鍋パーティーのブログ

再分配の重視を求める「鍋パーティー」の共用ブログです。

三幸製菓工場火災を思い出せ

 三幸製菓工場火災を思い出せ。なぜ、今、そう訴えたいのか。それは、高齢者を、社会保障負担を増大させ、「現役世代」の手取りを減らし、経済を停滞させる存在として描くことで、世代間対立を煽り、社会保障削減につなげようとする新自由主義的な風潮が猛威を振るおうとしているからだ。その象徴が、先の衆院選での国民民主党(民民)の躍進と、それを受けての支持者たちの悪目立ちだ。選挙に先立ち、民民の党首玉木雄一郎は、社会保障費抑制の文脈で尊厳死を法制化する発言をし、物議を醸した。
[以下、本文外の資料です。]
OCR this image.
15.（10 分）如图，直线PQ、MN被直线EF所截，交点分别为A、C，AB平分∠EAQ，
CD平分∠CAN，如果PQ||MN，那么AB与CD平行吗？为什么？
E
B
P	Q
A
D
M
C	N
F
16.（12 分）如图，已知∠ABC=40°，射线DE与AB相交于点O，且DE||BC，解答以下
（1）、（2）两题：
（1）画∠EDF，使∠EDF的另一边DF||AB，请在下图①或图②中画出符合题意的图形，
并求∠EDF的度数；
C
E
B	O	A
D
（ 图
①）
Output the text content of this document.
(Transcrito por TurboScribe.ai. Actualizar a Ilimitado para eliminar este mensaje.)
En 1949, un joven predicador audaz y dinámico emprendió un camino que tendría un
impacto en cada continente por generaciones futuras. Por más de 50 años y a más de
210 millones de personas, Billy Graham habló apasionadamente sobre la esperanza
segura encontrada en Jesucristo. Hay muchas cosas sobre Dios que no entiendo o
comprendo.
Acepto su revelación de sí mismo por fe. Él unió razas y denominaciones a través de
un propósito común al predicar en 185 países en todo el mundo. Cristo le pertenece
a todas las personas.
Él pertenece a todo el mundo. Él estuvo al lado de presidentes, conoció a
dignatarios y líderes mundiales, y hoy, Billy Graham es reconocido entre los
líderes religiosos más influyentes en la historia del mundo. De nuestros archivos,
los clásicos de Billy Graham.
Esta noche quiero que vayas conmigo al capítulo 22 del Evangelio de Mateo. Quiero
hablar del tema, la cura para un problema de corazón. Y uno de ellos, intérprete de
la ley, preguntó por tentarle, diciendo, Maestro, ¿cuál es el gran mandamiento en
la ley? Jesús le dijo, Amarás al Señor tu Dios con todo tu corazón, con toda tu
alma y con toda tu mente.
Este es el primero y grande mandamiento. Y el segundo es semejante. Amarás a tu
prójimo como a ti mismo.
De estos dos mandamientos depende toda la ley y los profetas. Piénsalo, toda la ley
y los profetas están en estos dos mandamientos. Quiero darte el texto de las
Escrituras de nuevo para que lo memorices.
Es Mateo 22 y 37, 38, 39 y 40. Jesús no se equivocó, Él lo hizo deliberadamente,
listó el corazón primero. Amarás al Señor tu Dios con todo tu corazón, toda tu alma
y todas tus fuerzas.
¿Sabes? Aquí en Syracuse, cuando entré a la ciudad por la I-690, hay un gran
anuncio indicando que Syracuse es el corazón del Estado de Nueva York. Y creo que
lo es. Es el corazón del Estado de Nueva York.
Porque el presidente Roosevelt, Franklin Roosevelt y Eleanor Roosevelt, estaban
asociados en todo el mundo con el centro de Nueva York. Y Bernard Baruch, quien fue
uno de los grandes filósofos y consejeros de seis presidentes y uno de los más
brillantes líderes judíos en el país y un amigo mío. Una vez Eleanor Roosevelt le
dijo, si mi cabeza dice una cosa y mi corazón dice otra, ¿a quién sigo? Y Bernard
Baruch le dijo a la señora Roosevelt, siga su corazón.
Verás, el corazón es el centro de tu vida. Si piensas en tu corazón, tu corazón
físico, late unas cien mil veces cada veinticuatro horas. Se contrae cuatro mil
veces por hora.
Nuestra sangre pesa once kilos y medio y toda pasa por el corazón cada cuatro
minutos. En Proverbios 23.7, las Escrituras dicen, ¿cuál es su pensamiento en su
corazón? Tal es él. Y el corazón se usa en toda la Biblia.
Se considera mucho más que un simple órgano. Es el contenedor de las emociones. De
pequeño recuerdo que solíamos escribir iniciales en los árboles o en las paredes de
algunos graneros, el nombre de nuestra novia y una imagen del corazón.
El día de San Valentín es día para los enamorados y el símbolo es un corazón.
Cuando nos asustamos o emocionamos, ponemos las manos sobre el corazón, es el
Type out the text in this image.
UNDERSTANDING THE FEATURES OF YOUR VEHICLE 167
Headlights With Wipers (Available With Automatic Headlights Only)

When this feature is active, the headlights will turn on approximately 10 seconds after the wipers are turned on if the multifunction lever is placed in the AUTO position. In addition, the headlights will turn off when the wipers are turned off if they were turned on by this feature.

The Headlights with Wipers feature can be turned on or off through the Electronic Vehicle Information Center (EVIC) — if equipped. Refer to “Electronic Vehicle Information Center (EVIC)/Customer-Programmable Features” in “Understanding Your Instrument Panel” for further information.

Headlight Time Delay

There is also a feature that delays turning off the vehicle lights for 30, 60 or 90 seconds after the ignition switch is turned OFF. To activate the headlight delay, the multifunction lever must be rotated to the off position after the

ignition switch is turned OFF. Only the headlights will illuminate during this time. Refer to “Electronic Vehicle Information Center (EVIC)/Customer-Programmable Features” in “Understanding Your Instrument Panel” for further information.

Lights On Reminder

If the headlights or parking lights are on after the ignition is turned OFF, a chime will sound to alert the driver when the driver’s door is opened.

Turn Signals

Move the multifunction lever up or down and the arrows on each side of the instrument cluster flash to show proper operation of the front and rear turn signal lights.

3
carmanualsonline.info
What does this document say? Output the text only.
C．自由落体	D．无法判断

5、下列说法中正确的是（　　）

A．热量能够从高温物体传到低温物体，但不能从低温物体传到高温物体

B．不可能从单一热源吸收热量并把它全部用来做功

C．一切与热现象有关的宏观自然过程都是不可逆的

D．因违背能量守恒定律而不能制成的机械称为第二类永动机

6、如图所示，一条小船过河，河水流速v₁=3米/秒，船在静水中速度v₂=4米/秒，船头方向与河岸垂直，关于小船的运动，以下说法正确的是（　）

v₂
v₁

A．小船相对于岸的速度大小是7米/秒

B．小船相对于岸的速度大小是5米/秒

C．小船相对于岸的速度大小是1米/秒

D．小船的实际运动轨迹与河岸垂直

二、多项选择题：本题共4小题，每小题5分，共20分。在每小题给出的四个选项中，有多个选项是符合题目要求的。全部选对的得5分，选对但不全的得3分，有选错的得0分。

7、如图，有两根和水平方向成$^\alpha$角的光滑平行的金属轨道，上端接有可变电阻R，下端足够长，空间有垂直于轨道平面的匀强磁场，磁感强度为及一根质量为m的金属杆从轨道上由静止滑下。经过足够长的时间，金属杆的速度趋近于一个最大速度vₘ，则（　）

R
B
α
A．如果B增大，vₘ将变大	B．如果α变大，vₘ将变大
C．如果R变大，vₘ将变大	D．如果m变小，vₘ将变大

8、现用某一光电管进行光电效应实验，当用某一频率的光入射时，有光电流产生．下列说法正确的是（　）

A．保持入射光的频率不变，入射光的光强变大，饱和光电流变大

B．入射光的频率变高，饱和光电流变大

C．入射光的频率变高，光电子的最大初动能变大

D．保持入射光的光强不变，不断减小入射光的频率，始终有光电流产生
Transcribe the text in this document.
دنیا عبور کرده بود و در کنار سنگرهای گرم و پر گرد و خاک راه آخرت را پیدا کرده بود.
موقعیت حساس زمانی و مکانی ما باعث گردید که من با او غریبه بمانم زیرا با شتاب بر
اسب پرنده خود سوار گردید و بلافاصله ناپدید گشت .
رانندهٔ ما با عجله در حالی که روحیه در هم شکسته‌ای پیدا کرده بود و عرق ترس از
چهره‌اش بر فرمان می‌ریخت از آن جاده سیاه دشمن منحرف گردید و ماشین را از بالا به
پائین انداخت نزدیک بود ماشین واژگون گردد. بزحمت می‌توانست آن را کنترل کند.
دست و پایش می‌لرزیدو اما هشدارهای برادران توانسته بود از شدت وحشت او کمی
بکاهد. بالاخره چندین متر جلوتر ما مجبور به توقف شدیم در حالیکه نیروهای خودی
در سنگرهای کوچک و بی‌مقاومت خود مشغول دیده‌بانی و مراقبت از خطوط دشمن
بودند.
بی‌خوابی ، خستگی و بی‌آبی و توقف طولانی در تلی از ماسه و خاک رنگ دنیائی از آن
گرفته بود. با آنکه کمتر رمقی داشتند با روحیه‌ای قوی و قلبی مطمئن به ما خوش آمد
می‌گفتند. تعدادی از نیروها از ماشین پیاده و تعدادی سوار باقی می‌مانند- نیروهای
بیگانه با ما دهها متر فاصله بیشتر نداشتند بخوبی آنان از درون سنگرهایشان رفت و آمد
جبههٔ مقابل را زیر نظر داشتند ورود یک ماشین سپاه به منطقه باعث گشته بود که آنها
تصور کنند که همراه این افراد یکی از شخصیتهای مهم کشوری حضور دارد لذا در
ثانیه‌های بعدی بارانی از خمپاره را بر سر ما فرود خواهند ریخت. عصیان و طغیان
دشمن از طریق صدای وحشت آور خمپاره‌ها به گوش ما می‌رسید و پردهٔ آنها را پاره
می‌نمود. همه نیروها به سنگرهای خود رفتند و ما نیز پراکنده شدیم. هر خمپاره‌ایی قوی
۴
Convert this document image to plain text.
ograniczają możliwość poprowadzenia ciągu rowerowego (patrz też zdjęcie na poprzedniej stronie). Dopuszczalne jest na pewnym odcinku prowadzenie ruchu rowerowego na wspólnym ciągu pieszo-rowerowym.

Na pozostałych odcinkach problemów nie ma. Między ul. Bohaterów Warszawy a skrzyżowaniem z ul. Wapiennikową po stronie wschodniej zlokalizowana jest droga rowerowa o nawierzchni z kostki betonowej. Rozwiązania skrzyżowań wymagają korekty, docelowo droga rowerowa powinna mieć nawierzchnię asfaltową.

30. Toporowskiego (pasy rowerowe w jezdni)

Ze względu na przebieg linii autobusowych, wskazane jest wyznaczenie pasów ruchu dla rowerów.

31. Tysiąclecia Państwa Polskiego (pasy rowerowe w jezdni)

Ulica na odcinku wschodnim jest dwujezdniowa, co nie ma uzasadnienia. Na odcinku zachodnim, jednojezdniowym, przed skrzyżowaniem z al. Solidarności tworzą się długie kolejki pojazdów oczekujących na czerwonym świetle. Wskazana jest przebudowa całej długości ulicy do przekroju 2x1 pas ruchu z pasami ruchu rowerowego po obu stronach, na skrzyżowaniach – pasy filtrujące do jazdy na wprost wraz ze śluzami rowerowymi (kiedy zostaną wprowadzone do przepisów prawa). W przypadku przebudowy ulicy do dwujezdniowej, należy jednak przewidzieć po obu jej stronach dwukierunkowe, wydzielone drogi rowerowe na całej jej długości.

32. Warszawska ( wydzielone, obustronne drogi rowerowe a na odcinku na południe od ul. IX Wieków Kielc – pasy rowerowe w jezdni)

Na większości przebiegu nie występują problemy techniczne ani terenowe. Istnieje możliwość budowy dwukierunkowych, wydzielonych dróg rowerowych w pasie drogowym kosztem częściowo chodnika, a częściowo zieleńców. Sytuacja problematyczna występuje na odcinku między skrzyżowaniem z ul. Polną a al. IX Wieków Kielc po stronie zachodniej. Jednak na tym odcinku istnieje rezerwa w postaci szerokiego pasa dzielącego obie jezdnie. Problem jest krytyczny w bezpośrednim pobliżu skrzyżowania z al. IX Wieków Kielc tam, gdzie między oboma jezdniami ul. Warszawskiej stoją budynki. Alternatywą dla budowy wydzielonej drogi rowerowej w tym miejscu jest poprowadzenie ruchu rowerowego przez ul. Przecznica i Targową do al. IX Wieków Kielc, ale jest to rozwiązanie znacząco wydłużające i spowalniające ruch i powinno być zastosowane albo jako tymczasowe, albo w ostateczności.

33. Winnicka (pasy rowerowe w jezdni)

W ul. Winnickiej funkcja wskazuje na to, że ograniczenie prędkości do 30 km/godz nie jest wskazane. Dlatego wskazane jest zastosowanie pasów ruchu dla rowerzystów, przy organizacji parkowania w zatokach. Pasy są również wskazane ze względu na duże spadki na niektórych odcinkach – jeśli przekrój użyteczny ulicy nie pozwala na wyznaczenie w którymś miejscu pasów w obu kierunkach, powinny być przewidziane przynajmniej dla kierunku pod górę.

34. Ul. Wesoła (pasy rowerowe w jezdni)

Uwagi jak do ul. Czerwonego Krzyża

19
玉木は、どうせ、その「意図を否定」したのだろうが、そんなことは重要ではないので、調べようとも思わない。重要なのは、これを「勇気ある提言」と讃えるような層が、玉木支持を鮮明にしているということだ。選挙が終わり、民民と与党との政策協議が話題になるたび、私の観測範囲では…とはいえ、私はXはしていないが…彼らが吹き上がっている。しかるに、彼らが描き出す高齢者像は真実を捉えているのか。そして、彼らはそうした高齢者たち「お荷物」を背負って社会のために働き、喘いでいるのか。否! それを鮮明に示すのが、三幸製菓工場火災だ。今年2月の経営陣らの書類送検を報じる朝日の記事から登録なしで読める部分を引用する。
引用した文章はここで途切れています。